Crédit photo : Lilian Haristoy

Éviter l’hybridation

Ces prélèvements de poisson permettent aussi de réaliser des études génétiques afin de déterminer de façon sûre si le brochet est un brochet aquitain, un brochet commun ou un hybride. Ces suivis par pêches électriques depuis plusieurs années ont également permis de mettre en évidence certaines populations uniquement constituées de brochet aquitain. L’enjeu pour ces populations est de ne pas être « polluées » par le brochet commun au risque de s’hybrider et de perdre la souche du brochet aquitain. Le travail de veille de la part de la fédération de pêche des Landes sera primordial dans l’avenir si l’espèce brochet aquitain veut survivre à certains déversements de brochets communs. Jérémy Hanin, responsable développement à la fédération de pêche des Landes, travaille dans ce sens en développant également certains parcours no-kill pour le brochet sur des secteurs où le brochet aquitain est dominant, voire l’unique espèce de brochet présente. Vincent Renard est en relation permanente avec la fédération de chasse des Landes afin de gérer au mieux les territoires humides et la gestion hydraulique de milieux propices au brochet aquitain.

Quel avenir pour cette espèce patrimoniale ?

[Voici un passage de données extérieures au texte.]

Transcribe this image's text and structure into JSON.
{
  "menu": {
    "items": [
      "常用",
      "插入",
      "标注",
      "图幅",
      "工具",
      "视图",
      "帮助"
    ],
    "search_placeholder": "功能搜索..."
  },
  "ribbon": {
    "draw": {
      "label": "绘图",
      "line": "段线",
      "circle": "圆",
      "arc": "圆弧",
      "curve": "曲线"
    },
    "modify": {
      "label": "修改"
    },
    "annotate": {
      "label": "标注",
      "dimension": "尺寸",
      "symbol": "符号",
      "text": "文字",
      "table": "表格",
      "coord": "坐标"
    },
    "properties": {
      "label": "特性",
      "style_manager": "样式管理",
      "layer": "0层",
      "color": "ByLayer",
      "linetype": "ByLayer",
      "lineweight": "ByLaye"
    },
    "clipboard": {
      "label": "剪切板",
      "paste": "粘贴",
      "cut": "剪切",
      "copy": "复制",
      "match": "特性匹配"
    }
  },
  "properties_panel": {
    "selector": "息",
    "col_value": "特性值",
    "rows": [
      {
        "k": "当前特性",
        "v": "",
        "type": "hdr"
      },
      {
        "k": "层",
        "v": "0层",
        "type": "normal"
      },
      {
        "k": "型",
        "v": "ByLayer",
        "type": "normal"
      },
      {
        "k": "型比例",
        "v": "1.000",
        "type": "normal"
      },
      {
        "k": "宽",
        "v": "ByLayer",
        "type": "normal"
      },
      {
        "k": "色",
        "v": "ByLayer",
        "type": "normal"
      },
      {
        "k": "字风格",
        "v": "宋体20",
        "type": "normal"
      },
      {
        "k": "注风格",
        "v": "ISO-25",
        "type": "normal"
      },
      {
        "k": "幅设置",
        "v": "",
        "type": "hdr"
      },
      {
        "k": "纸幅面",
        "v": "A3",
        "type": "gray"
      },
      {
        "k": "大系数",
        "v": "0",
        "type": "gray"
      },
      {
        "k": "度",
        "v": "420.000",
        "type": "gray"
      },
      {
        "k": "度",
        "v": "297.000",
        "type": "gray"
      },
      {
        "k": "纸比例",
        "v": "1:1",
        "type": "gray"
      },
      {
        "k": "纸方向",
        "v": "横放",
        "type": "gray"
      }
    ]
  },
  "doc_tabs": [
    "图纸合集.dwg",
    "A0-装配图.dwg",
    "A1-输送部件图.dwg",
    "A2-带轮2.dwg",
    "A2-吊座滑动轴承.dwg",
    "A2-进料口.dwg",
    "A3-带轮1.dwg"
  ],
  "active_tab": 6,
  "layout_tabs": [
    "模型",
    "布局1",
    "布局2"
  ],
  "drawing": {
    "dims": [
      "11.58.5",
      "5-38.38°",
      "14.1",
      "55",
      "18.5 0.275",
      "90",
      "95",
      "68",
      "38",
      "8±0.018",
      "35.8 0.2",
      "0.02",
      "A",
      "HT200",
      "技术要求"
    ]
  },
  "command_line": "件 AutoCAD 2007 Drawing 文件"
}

C’est une très grande chance que d’avoir une nouvelle espèce de brochet en France et de pouvoir l’étudier et la préserver. Si le brochet aquitain a survécu jusqu’à nos jours, c’est grâce à la présence de certains milieux naturels préservés qui ont pu conserver leur fonctionnement. Le travail main dans la main entre la fédération de pêche des Landes et de la fédération de chasse des Landes permet de conserver certains milieux humides en bon état et favorise le développement du brochet aquitain. Ce travail sur l’habitat du brochet profite également à un très grand nombre d’espèces de poissons et permet ainsi de limiter le déversement de poissons issus de pisciculture pour la pêche. L’enjeu à venir est de préserver la génétique des populations de brochets aquitains et d’éviter l’hybridation avec Esox lucius. Bien sûr, une espèce endémique quelle qu’elle soit est aujourd’hui souvent vulnérable ou en danger en raison d’un grand nombre de menaces (anthropiques la plupart du temps) qui planent sur elle. Le travail remarquable qui a déjà été entrepris et celui qui va être effectué laisse présager un bel avenir pour ce poisson venu des âges glacés et d’une époque où les mammouths foulaient le sol de notre territoire.